A lot of bands these days seem to have taken the old curse of the "difficult second album" to heart. The old jokes about ludicrously excessive, self-indulgent monster records seem to have left a lot of bands determined to keep things real with sophomore efforts that tighten up the original sound and develop only cautiously. This is great of course; people are too impatient with their bands and there's no need for anyone to rush. Bands should develop at their own pace, but then it's still a nice surprise when something jumps up out of the bushes and blows your hat off.

Of course, anyone who knows anything about The Fiery Furnaces knows that their own particular pace is lightning speed, so it should come as no surprise to learn that "Blueberry Boat" is a ludicrously excessive, self-indulgent monster record.
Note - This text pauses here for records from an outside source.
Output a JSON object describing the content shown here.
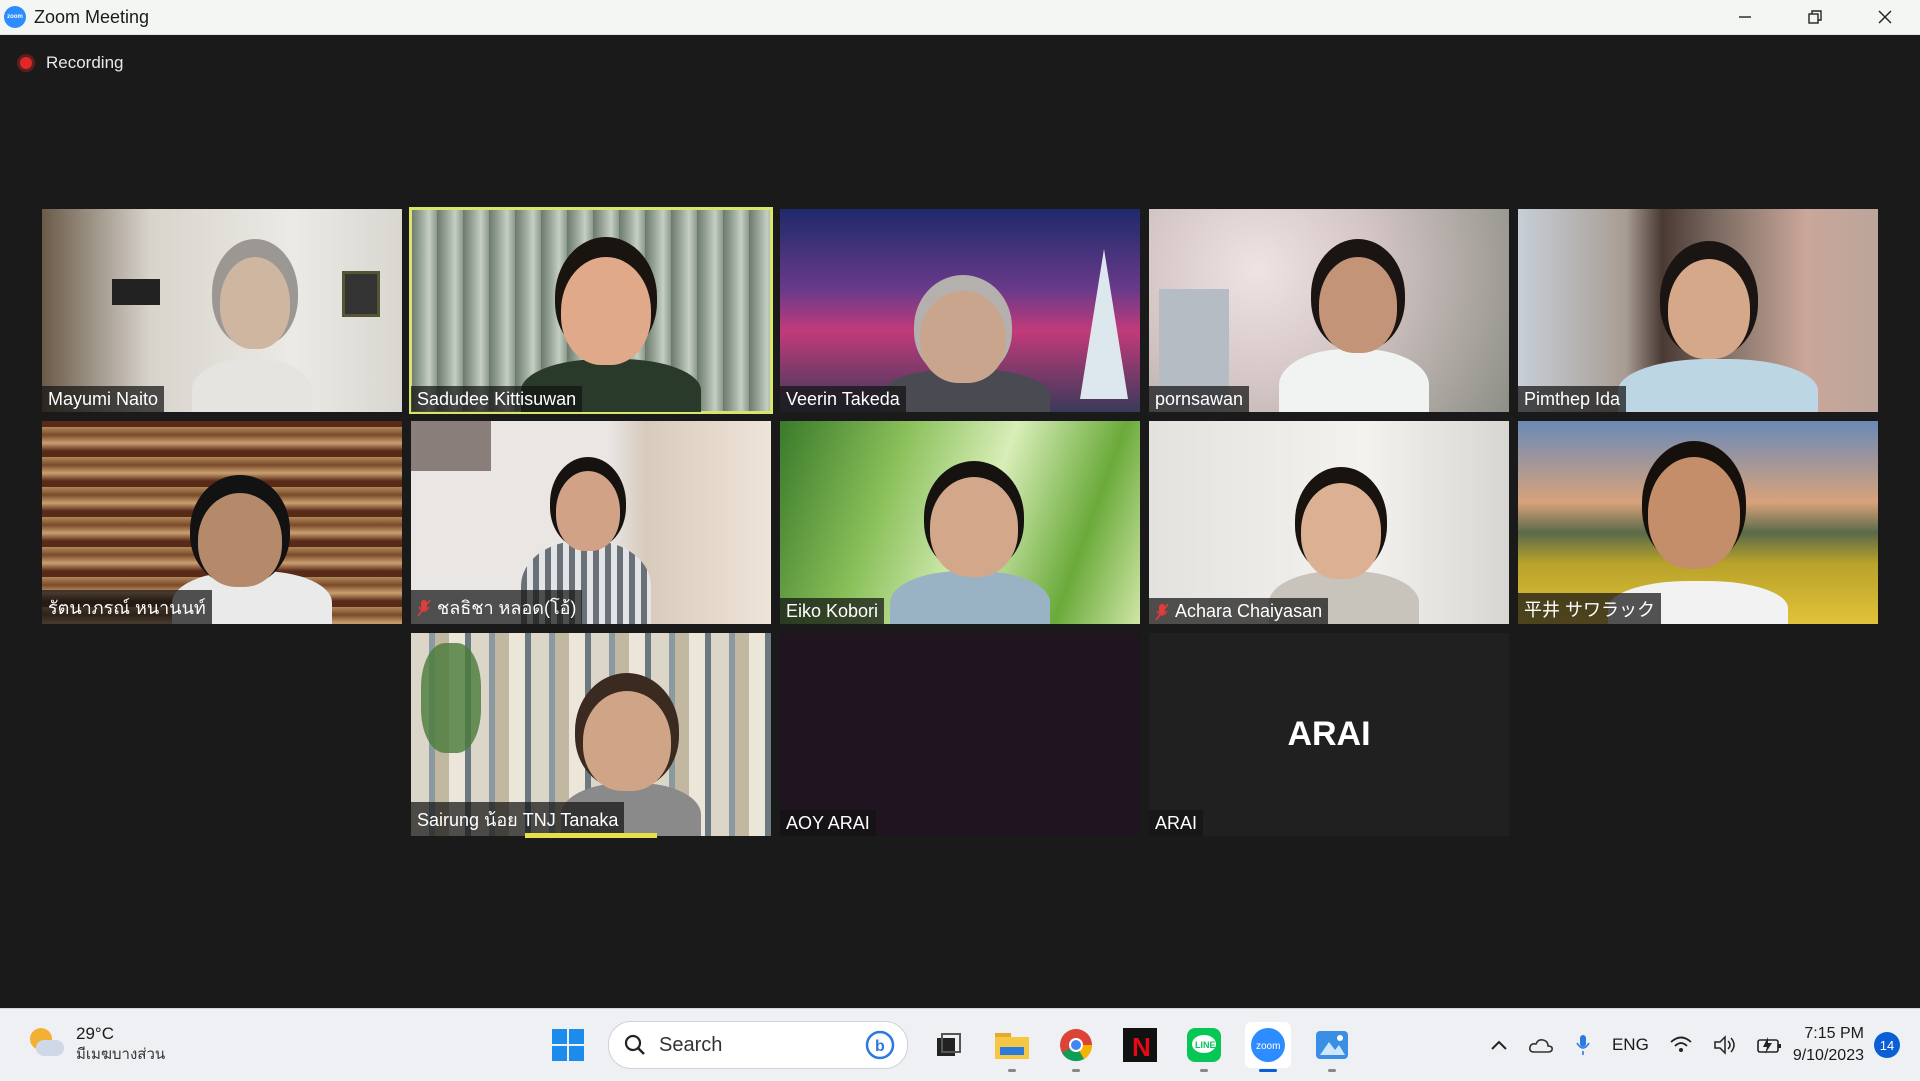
{
  "window": {
    "title": "Zoom Meeting"
  },
  "meeting": {
    "recording_label": "Recording",
    "participants": [
      {
        "name": "Mayumi Naito",
        "muted": false
      },
      {
        "name": "Sadudee Kittisuwan",
        "muted": false,
        "active_speaker": true
      },
      {
        "name": "Veerin Takeda",
        "muted": false
      },
      {
        "name": "pornsawan",
        "muted": false
      },
      {
        "name": "Pimthep Ida",
        "muted": false
      },
      {
        "name": "รัตนาภรณ์ หนานนท์",
        "muted": false
      },
      {
        "name": "ชลธิชา หลอด(โอ้)",
        "muted": true
      },
      {
        "name": "Eiko Kobori",
        "muted": false
      },
      {
        "name": "Achara Chaiyasan",
        "muted": true
      },
      {
        "name": "平井 サワラック",
        "muted": false
      },
      {
        "name": "Sairung น้อย TNJ Tanaka",
        "muted": false
      },
      {
        "name": "AOY ARAI",
        "muted": false
      },
      {
        "name": "ARAI",
        "muted": false,
        "video_off_label": "ARAI"
      }
    ]
  },
  "taskbar": {
    "weather": {
      "temp": "29°C",
      "condition": "มีเมฆบางส่วน"
    },
    "search_placeholder": "Search",
    "apps": [
      "windows-start",
      "search",
      "task-view",
      "file-explorer",
      "chrome",
      "netflix",
      "line",
      "zoom",
      "photos"
    ],
    "tray": {
      "language": "ENG",
      "time": "7:15 PM",
      "date": "9/10/2023",
      "notification_count": "14"
    }
  },
  "colors": {
    "active_speaker_border": "#d9e66a",
    "zoom_blue": "#2d8cff",
    "recording_red": "#e02828"
  }
}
Thirteen tracks long, but each track in the six-to-ten minute range and containing three or four different songs worth of melodies and ideas spread across various movements. With Brian Wilson having recently dusted off his old "Smile" manuscripts, this is an interesting counterpoint. Sharing with Wilson's opus its incomprehensible, meandering narratives, "Blueberry Boat" does so in a resolutely lo-fi mode, with its cacaphony of antique sounding synths, jangling pianos and Matthew and Eleanor's vocals playing back and forth, tag-team style. The mixture of rawness and ambition is exhilarating, as the album takes you on a wild trip involving boats, more boats, pirates, lost dogs, murder, Spain, baseball, and Eleanor's trusty first tambourine (maybe different to the one she got at the Millenium Dome on their last album).

Another way that it differs from other such ambitious works of symphonic rock excess is the way that rather than every piece having a firm place in the narrative, all the multifarious parts of the picture here are infinitely interchangeable, and could be rearranged at will to create ever more interesting shapes and sounds. Take the magnificent "Chief Inspector Blancheflower", where three seperate songs, each with their own unique narrative, are linked together loosely by Matthew and Eleanor's spoken word ellipses. Part one, in which a young Matthew dreams of becoming a typewriter mender but is defeated by his poor grades, results in a decision to join the police, ushering in Eleanor's investigation into foul play in Dumbarton. However, rather than joining the force, he could just as easily have gone off to sea, leading into the title track's oriental nautical adventures and creating a totally different suite out of many of the same basic components.

The flexibility of the arrangement undoubtedly results in all manner of fun when performed live, but even fixed in place on the album, it's compelling stuff and another addition to the albums of the year. Do yourself a favour and get your hands on this album now. -Ian Martin, Oct.20.04.